After dinner we headed down to the Greek Festival at the Louis and Clark Landing (an area along the Missouri River). OPA! The event was on the smallish side - with just a few tents of things to buy, Greek musicians with dancers, and a few things for kids to do. The big draw was the food. Oh - My - Goodness! I am glad we opted to eat elsewhere, as the line to the ONE tent they had set up for food had an almost two hour wait! Bad planning on their part. There was a dessert tent that we hit that had a short line - and the baklava and almond cake was tasty. There were very strange 'flies'? that kept bothering us, so we ended up leaving and going to Brewsky's where we could sit outside and enjoy the beautiful evening. Unfortunately, there was a large group there that had been there a while (if you get my drift) so it wasn't as peaceful as it could have been.

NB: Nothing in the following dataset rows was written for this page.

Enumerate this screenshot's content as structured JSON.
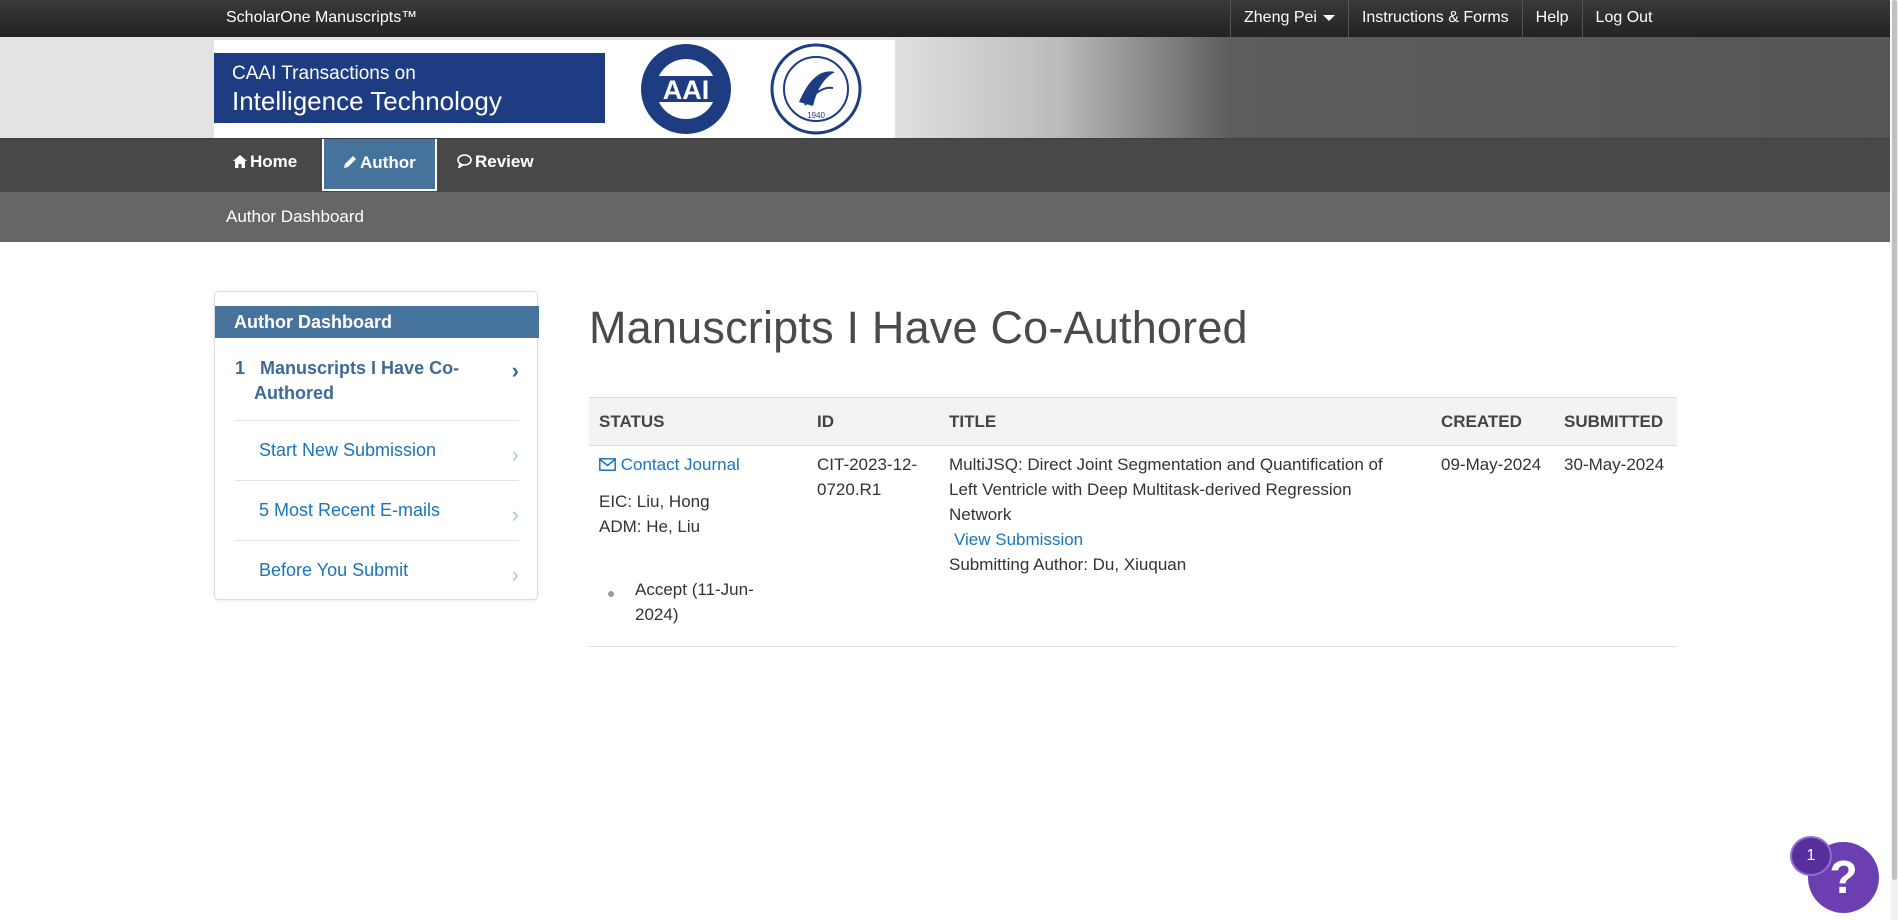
{
  "topbar": {
    "brand": "ScholarOne Manuscripts™",
    "user_menu": "Zheng Pei",
    "instructions": "Instructions & Forms",
    "help": "Help",
    "logout": "Log Out"
  },
  "banner": {
    "journal_line1": "CAAI Transactions on",
    "journal_line2": "Intelligence Technology",
    "aai_logo_text": "AAI",
    "seal_year": "1940"
  },
  "main_nav": {
    "home": "Home",
    "author": "Author",
    "review": "Review"
  },
  "sub_nav": {
    "label": "Author Dashboard"
  },
  "sidebar": {
    "title": "Author Dashboard",
    "items": [
      {
        "count": "1",
        "label_line1": "Manuscripts I Have Co-",
        "label_line2": "Authored"
      },
      {
        "label": "Start New Submission"
      },
      {
        "label": "5 Most Recent E-mails"
      },
      {
        "label": "Before You Submit"
      }
    ]
  },
  "main": {
    "title": "Manuscripts I Have Co-Authored",
    "columns": [
      "STATUS",
      "ID",
      "TITLE",
      "CREATED",
      "SUBMITTED"
    ],
    "row": {
      "contact": "Contact Journal",
      "eic": "EIC: Liu, Hong",
      "adm": "ADM: He, Liu",
      "decision_line1": "Accept (11-Jun-",
      "decision_line2": "2024)",
      "id_line1": "CIT-2023-12-",
      "id_line2": "0720.R1",
      "title_line1": "MultiJSQ: Direct Joint Segmentation and Quantification of",
      "title_line2": "Left Ventricle with Deep Multitask-derived Regression",
      "title_line3": "Network",
      "view_link": "View Submission",
      "submitting_author": "Submitting Author: Du, Xiuquan",
      "created": "09-May-2024",
      "submitted": "30-May-2024"
    }
  },
  "help_widget": {
    "symbol": "?",
    "badge": "1"
  },
  "colors": {
    "nav_active": "#46739c",
    "link": "#1a75b8",
    "journal_blue": "#1d3c81",
    "help_purple": "#6b3fb1"
  },
  "icons": [
    "home-icon",
    "pencil-icon",
    "comment-icon",
    "envelope-icon",
    "chevron-right-icon",
    "caret-down-icon"
  ]
}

This morning I opted out of church (again - shame on me) because I just couldn't seem to get myself moving. I am sure it has to do with it being a 'day five' day. I did manage to get to the grocery store and drop some things at the Goodwill. Mark was a doll and scrubbed all the floors in the house for me - what a guy! I also cleaned the masterbath (except the floor, of course), so I wasn't a total blog today (but close to it). Mark then had me go downstairs with him to go through the storage room so he could get it organized. When Matt was home this summer he went through a lot of his boxes of memorabilia and 'treasures' but didn't seem to get everything put back and/or thrown away. Now things are tidy once more.

I am in dire need of going to the gym. I had every intention of going today, but my sore spine and achy body was enough to talk myself out of it. Tomorrow. I WILL go tomorrow!

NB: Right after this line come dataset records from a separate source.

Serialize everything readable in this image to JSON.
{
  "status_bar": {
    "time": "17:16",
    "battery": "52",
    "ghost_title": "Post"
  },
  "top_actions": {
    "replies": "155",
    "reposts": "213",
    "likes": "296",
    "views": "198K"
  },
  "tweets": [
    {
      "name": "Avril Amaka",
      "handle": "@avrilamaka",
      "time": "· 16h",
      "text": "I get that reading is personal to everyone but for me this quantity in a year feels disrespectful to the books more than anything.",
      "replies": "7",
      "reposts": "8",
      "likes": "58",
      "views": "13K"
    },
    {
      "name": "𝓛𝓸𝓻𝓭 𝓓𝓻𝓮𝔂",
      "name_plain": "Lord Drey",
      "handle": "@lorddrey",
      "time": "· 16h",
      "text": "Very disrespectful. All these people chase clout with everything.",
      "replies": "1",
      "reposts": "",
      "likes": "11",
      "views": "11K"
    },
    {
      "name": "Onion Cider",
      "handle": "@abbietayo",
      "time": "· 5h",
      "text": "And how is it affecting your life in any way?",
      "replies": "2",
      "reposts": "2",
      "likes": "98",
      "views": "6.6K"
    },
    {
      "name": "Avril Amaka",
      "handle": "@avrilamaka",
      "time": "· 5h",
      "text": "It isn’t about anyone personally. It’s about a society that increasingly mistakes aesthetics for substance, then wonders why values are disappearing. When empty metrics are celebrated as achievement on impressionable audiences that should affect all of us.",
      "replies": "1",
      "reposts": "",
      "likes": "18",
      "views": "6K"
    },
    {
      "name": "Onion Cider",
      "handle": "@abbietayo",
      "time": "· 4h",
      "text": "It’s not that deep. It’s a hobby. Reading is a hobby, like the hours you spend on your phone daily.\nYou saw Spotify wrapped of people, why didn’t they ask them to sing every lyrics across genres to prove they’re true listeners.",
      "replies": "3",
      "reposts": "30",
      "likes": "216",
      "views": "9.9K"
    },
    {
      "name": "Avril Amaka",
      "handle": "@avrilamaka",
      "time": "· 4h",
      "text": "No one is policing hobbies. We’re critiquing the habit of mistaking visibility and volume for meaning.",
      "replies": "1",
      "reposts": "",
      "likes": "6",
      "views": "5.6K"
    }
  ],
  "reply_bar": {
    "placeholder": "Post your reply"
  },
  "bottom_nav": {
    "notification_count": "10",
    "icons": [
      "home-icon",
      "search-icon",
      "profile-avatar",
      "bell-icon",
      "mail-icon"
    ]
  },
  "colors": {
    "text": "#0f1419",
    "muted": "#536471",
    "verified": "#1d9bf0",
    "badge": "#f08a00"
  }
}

Saturday, September 8, 2007

Good Day Four

I have hung pretty close to home, just venturing out to get lunch for Mark and I during the Nebraska game (Go Big Red!). Otherwise, I just did a little around the house (very little) and took a nap. I feel good today - much better than a normal day four after chemo - just a bit tired. Tonight we are going out to supper and then we will probably walk around the Greek festival down by the river. It should be a beautiful night, weather wise. My only complaint, physically, is I have very tingly lungs. For a couple weeks now they have felt like they do when you are first getting a chest cold - with out the cold. I am not sure what is causing it, but it is distracting and a bit irritating. I will have to run this symptom past my doc at my treatment on Tuesday.

Have a super Saturday!

Friday, September 7, 2007

Hmmmmm

Hmmmm - normally by this afternoon I would begin feeling the side effects of my treatments. However, as of this writing, I am feeling fairly normal - or at least as normal as I feel these days. I do feel a bit tired, and did crash for a half hour or so this afternoon, but I will take tired over achy and the general feeling of yuck. Tomorrow and Sunday will be the real tests, as they are typically my 'worst days'. I know I can't count on every week being like this week, so I will hold off to make any judgements of whether this is better or worse than the old schedule. Time will tell. I do think many of my achy symptoms were brought on by the Neulasta shot, so I pray that my body will keep up with the manufacturing of white blood cells so I don't have to endure that again.

I have had a pretty uneventful day - quick trip to exchange some things for Mark at the hardware store, laundry, straightening, etc. I also worked a little on some projects for the Unlimited Possibilities board I am involved with.

The weather is quite nice today - when I went to the hardware store in the early afternoon it was still in the 70's! I hope you have a wonderful weekend! Enjoy!